Another potential issue is autovacuum is running but just taking too long.

Slow vacuum?

SELECT
  datname,
  usename,
  pid,
  state,
  wait_event,
  current_timestamp - xact_start AS xact_runtime,
  query
FROM pg_stat_activity
WHERE upper(query) LIKE '%VACUUM%'
ORDER BY xact_start;

At the database level, the vacuum needs periodically run to clean up transaction ids for postgres to continue running. If you want to check this value before it gets too large (~2 billion):

SELECT max(age(datfrozenxid)) FROM pg_database;

There is a good article from amazon on setting up alarms to monitor this in AWS. If it is climbing or triggers an alarm we can narrow down the area if there are multiple databases:

SELECT
  datname,
  age(datfrozenxid) AS frozen_age,
  age(datfrozenxid)::decimal / 1000000000 AS frozen_age_percent
FROM pg_database
ORDER BY frozen_age desc limit 20;

Disk space

pg_stat_database stores database-wide statistics, and we will be looking at pg_catalog for table-level statistics.

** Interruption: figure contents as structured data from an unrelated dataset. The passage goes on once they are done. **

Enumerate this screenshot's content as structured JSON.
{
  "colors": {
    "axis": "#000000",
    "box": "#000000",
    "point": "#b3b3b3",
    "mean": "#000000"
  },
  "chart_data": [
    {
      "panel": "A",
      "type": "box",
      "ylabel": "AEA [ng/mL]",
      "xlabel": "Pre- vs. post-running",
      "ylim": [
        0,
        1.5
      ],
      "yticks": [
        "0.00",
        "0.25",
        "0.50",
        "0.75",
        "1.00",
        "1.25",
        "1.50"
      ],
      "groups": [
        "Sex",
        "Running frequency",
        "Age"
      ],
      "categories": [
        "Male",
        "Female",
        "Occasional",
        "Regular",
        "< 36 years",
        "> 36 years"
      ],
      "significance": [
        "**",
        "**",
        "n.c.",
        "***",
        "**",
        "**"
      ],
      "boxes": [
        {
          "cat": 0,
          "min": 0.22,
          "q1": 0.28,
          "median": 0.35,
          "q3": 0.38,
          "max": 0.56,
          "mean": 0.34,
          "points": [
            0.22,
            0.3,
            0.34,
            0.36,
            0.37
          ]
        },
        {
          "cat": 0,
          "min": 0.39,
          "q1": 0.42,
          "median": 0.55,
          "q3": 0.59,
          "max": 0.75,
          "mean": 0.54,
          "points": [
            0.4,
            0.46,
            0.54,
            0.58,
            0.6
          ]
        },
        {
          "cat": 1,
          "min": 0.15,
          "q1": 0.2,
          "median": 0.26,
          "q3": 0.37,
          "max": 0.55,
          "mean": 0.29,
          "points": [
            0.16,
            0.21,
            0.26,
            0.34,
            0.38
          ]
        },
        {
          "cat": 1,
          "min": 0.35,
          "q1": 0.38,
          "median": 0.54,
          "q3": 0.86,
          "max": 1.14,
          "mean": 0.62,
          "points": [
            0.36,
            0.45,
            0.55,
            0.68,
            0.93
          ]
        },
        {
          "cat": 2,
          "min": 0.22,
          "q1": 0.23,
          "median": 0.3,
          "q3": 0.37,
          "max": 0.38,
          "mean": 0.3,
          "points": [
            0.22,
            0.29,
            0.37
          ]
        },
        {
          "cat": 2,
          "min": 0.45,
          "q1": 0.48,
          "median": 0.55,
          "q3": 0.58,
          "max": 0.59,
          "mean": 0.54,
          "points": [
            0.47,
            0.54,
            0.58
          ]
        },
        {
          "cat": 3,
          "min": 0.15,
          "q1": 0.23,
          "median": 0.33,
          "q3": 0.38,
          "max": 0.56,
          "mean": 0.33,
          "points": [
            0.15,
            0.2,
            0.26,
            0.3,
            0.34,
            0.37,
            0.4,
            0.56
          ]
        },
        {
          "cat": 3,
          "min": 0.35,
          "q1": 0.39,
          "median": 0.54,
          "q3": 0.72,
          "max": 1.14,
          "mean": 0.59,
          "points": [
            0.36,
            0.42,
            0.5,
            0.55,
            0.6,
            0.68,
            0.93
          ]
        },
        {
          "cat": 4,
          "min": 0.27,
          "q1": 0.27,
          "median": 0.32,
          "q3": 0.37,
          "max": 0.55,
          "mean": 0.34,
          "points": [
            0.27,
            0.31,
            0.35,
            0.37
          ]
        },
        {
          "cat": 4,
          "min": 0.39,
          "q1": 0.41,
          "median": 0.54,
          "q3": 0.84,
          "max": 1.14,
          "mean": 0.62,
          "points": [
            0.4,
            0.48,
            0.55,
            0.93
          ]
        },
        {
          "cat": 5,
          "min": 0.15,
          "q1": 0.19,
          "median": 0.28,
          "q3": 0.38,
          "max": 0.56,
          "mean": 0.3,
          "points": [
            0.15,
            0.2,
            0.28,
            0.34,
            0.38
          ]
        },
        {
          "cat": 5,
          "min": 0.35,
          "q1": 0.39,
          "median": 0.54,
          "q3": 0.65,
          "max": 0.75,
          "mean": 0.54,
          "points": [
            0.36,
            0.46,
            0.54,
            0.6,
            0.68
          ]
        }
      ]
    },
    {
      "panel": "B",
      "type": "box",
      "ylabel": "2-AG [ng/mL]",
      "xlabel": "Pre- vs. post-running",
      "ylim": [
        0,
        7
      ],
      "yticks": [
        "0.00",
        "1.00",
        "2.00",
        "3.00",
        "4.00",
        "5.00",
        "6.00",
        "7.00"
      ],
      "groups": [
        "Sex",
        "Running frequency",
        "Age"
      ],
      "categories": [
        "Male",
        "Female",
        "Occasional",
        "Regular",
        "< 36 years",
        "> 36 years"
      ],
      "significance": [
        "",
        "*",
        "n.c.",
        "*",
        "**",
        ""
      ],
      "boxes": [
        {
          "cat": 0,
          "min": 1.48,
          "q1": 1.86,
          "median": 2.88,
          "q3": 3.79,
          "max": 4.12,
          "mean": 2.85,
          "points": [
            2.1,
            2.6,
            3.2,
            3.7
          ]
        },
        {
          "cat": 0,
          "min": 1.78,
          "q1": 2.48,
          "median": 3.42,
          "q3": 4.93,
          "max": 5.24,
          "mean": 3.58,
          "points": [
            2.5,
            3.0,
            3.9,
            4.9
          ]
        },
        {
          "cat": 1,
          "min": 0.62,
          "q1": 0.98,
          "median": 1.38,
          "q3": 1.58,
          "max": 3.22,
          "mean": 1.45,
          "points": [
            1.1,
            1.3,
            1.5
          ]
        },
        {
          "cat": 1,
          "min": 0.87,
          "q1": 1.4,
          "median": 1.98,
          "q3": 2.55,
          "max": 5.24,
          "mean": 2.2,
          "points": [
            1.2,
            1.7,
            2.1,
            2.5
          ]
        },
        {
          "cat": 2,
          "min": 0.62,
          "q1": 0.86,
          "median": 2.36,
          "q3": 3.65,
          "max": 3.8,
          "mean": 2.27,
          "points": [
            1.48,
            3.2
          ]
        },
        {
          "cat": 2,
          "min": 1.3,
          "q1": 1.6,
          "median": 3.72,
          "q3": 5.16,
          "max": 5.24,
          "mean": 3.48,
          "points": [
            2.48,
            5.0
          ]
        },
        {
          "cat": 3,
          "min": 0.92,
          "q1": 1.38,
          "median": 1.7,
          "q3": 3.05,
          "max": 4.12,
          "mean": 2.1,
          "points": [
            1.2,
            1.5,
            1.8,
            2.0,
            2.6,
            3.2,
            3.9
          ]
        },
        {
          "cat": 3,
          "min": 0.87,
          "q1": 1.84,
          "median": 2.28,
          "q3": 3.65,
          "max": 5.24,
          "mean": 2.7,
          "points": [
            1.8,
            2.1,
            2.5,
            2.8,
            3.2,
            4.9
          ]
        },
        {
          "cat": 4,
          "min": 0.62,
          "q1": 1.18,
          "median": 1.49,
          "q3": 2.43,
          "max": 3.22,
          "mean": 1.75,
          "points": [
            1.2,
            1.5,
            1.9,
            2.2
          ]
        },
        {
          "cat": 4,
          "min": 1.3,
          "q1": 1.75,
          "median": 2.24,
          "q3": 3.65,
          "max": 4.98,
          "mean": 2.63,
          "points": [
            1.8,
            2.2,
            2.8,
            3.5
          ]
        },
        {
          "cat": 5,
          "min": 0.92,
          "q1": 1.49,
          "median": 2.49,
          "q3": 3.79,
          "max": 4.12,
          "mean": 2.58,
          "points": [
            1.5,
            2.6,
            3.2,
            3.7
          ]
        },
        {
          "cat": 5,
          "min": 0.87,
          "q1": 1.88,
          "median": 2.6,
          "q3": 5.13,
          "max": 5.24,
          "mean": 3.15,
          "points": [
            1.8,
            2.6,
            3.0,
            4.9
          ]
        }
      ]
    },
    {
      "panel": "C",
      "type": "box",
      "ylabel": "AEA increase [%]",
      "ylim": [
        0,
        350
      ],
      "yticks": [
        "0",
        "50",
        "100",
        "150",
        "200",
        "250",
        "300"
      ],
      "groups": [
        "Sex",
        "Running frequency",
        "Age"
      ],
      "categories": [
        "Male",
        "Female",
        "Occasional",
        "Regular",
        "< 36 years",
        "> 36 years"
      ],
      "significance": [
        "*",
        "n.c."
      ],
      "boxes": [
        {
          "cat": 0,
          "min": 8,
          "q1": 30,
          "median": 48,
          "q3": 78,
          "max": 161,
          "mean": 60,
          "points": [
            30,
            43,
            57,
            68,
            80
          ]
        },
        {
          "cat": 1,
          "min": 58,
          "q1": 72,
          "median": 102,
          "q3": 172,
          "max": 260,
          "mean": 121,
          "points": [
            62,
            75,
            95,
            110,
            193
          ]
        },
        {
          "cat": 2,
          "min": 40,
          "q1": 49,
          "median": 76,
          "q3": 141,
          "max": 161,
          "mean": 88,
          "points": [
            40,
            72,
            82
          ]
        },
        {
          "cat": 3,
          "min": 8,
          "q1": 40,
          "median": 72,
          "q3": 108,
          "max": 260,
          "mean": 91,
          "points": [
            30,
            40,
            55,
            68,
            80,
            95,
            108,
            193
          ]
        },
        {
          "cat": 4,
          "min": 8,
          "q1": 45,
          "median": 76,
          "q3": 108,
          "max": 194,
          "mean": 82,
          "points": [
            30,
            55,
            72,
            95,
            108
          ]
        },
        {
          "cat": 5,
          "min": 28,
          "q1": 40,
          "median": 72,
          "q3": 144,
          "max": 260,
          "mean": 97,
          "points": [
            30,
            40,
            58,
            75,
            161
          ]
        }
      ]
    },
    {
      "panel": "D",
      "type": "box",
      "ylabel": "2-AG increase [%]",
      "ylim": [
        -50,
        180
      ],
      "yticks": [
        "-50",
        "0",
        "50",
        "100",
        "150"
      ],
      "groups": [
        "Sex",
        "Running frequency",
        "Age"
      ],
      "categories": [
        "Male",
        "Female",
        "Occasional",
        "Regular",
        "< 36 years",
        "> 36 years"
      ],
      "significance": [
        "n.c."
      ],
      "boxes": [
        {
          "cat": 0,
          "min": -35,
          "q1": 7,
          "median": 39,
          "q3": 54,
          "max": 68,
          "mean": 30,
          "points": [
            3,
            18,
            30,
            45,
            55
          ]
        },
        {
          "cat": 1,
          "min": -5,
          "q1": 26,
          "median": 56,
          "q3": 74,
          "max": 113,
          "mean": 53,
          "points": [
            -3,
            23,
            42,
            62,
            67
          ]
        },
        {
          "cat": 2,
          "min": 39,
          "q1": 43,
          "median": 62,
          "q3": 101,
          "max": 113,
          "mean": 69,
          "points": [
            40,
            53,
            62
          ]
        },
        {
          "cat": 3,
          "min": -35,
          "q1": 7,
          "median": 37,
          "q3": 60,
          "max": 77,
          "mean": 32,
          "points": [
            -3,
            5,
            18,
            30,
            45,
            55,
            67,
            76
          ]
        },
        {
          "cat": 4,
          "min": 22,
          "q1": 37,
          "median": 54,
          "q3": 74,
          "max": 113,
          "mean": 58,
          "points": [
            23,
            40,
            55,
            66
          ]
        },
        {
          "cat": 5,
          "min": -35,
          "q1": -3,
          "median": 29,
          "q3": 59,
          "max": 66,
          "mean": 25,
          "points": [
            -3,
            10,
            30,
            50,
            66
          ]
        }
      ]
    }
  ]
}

Do we have a disk space problem? Let’s work from the top down.

Database size?

We can get our current_database() and check there are no size surprises:

SELECT pg_size_pretty(pg_database_size(current_database()));

Table size?

Using pg_catalog.pg_stat_user_tables from tracking down table-level index issues, but this time for disk space:

SELECT schemaname AS table_schema,
  relname AS table_name,
  pg_size_pretty(pg_relation_size(relid)) AS data_size
FROM pg_catalog.pg_stat_user_tables
ORDER BY pg_relation_size(relid) desc;

Index size?

Using pg_catalog.pg_stat_user_indexes from index investigation, but now for disk space:

SELECT schemaname AS table_schema,
  relname AS table_name,
  indexrelname AS index_name,
  idx_scan AS id_scans,
  pg_size_pretty(pg_relation_size(relid)) AS data_size
FROM pg_catalog.pg_stat_user_indexes
ORDER BY pg_relation_size(relid) DESC;

Disk space issues might be coming from temporary files. When Postgres attempts to sort a very large set without sufficient memory it uses temp files. A query like SELECT * FROM large_table ORDER BY column_with_no_index will try loading the dataset into memory to sort and then use disk:

SELECT datname, temp_files, temp_bytes
FROM pg_stat_database ;

Hopefully, some of this helps, let me know if there are any others you use!